What Kind of Rider am I?


Strengths, Weaknesses, Limiters, how the heck do I know what kind of rider I am?

As we all experienced from Sundays session, particularly the 8 minute hill-flat-hill interval there are things we are better at and shall we say, weaker at. What does the mean?

In all likelihood you probably discovered either a Weakness or a Limiter, more on that in a minute.

The bigger question is “what kind of rider am I?” Joe Friel says you need about 3 years of consistent, structured training to know what kind of rider you are. (in case you haven’t heard of him see below, he’s a pretty good authority [1]). It takes about 3 years in a thought out, structured training program for your natural talent (read genetic potential) to express itself. Why might this be so?

Let’s say you played a sport like hockey in your youth. That is an explosive sport that trains in an ability to basically sprint and recovery, over and over again. If that is your sports background you might appear to be a pretty good sprinter, today. If you played soccer you would have developed more of an endurance base. Soccer is a sport that is basically one long Fartlek workout [2]. Given a background like that you might find that you feel better on longer, sustained moderate efforts. Your abilities today are a result of your current level and skill sets that you have picked up, likely without a plan or a purpose. You just have them.

Now what happens if the natural sprinter, meaning someone whose muscle & nervous system composition lends itself to sprinting, has never trained for sprinting? Let’s say all their life they have done long, slow distance work. What would happen if they suddenly did a sprint test? They might score mid range somewhere, purely on latent natural ability. But if that natural potential had never been trained it wouldn’t express itself (unless they were truly a phenom such as Mark Cavendish).

The point of this is that most of us have not been training long enough and/or in a well rounded program and therefore our true abilities having come to the fore yet. If you are just new to cycling (or any endurance sport for that matter), what you are good at right at the start, may not be what you will really become good at.

You may also have preconceived notions of what you think you will be good at. When I started, simply based on my size I figured I was going to be a demon climber. It turns out I’m OK in the hills, it’s not a weakness, but it’s not a strength either. You too might be quite surprised at what you will be good at, given time.

So how does this relate to our session on Sunday?

Well the element of the interval that caused you to struggle could be either a weakness or a limiter.

The difference between the two is a subtle distinction, but an important one.

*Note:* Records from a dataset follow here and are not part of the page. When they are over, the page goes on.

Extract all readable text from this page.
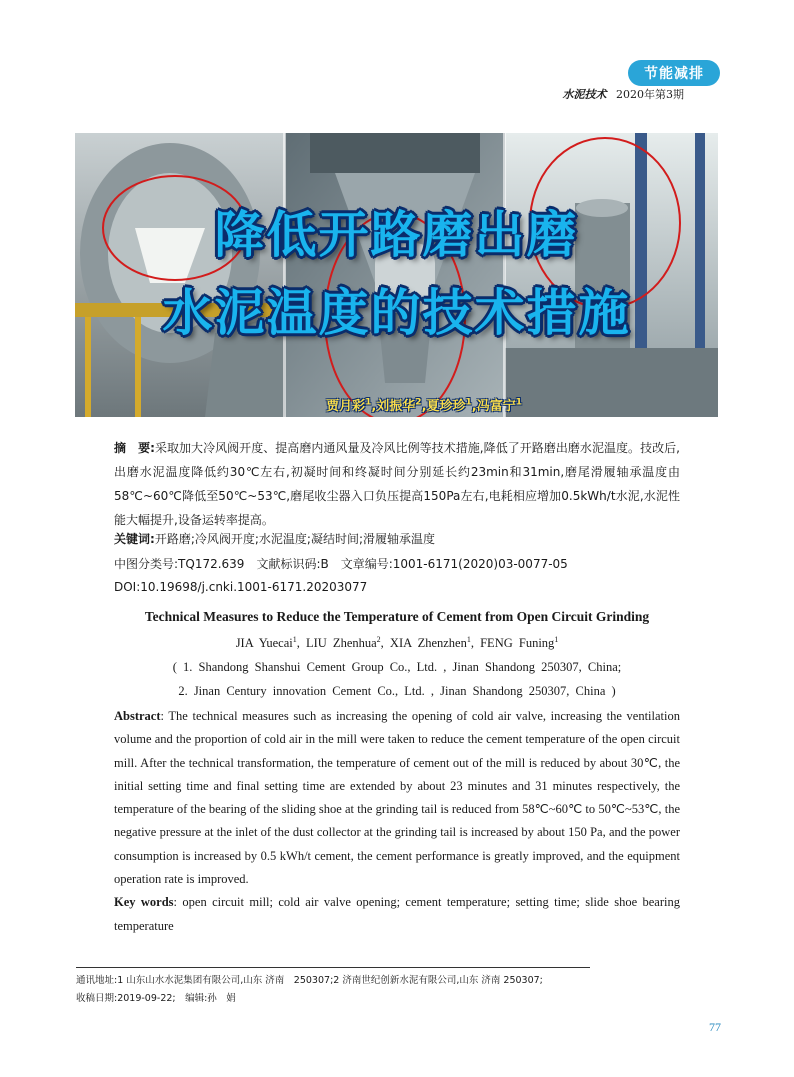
节能减排
水泥技术 2020年第3期
降低开路磨出磨
水泥温度的技术措施
贾月彩$^1$,刘振华$^2$,夏珍珍$^1$,冯富宁$^1$
摘　要:采取加大冷风阀开度、提高磨内通风量及冷风比例等技术措施,降低了开路磨出磨水泥温度。技改后,出磨水泥温度降低约30℃左右,初凝时间和终凝时间分别延长约23min和31min,磨尾滑履轴承温度由58℃~60℃降低至50℃~53℃,磨尾收尘器入口负压提高150Pa左右,电耗相应增加0.5kWh/t水泥,水泥性能大幅提升,设备运转率提高。
关键词:开路磨;冷风阀开度;水泥温度;凝结时间;滑履轴承温度
中图分类号:TQ172.639　文献标识码:B　文章编号:1001-6171(2020)03-0077-05
DOI:10.19698/j.cnki.1001-6171.20203077
Technical Measures to Reduce the Temperature of Cement from Open Circuit Grinding
JIA Yuecai$^1$, LIU Zhenhua$^2$, XIA Zhenzhen$^1$, FENG Funing$^1$
( 1. Shandong Shanshui Cement Group Co., Ltd. , Jinan Shandong 250307, China;
2. Jinan Century innovation Cement Co., Ltd. , Jinan Shandong 250307, China )
Abstract: The technical measures such as increasing the opening of cold air valve, increasing the ventilation volume and the proportion of cold air in the mill were taken to reduce the cement temperature of the open circuit mill. After the technical transformation, the temperature of cement out of the mill is reduced by about 30℃, the initial setting time and final setting time are extended by about 23 minutes and 31 minutes respectively, the temperature of the bearing of the sliding shoe at the grinding tail is reduced from 58℃~60℃ to 50℃~53℃, the negative pressure at the inlet of the dust collector at the grinding tail is increased by about 150 Pa, and the power consumption is increased by 0.5 kWh/t cement, the cement performance is greatly improved, and the equipment operation rate is improved.
Key words: open circuit mill; cold air valve opening; cement temperature; setting time; slide shoe bearing temperature
通讯地址:1 山东山水水泥集团有限公司,山东 济南　250307;2 济南世纪创新水泥有限公司,山东 济南 250307;
收稿日期:2019-09-22;　编辑:孙　娟
77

A weakness means that something simply isn’t a Strength. If something is a Strength it is a skill you can use to affect the outcome of a ride or a race. Think Chris Fromme whenever he hit the gas on a climb in the Tour this year. When he decided to go no one could hang with him that is the ultimate statement of a Strength.

A Weakness therefore, is something that is not a strength. And without careful planning, tactics or team support could be exploited by your competitors to put you in trouble.

A limiter on the other hand is the complete opposite of a Strength. It is your Kryptonite. And if you do decide to start racing your competitors will have your Limiter figured out in about 2 races. A Limiter is something you can’t hide from, planning and tactics are of no use. For example many of the top pro sprinters find tough hills are their limiter. Peter Sagan is the exception, while hills aren’t truly a strength (in the grand scheme of things) his climbing relative to the other sprinters is most certainly a strength. On Stage 7 in the tour this year his team realized there were enough hills to get ride of the rest of the pure climbers. They hit the gas, Sagan was able to stay with them and from about 150km out they had already eliminated all his main sprint rivals and he won the stage. Their Limiter eliminated them from the race a vast difference than a Weakness.

In a perfect world we should strive to eliminate Limiters and at least get them to be Weaknesses, something we can recover from.

What you learned on Sunday is where your relative strength is NOW. Within the context of a hard 8 minute interval, either the high RPM hill climb portion, or the flat low RPM session felt better. What that tells you, unless you have been training for a long time already, is where you stand TODAY.

It DOES NOT in any way define you as a rider, read that again. It DOES NOT in any way define you as a rider. It simply gives you a gauge on what you need to work on.

If this is your first year of steady training, what is a weakness today, in another couple of years may in fact be your strength, you just haven’t nurtured it enough yet.

Practice what you aren’t good at. Move Limiters into the category or Weaknesses and watch Weaknesses become Strength. And check back in a few years and we can figure out what kind of rider you really are.


[1] [1](Joe Friel is an endurance sports coach best known as an elite triathlon and cycling coach as well as the author of The Triathlete's Training Bible,[1] The Cyclist's Training Bible, The Mountain Biker's Training Bible, Going Long: Training for Ironman-Distance Triathlons, and Your First Triathlon. from Wikipedia)


[2] Again from Wikipedia Fartlek, which means "speed play" in Swedish, is a training method that blends continuous training with interval training.[1] The variable intensity and continuous nature of the exercise places stress on both the aerobic and anaerobic systems.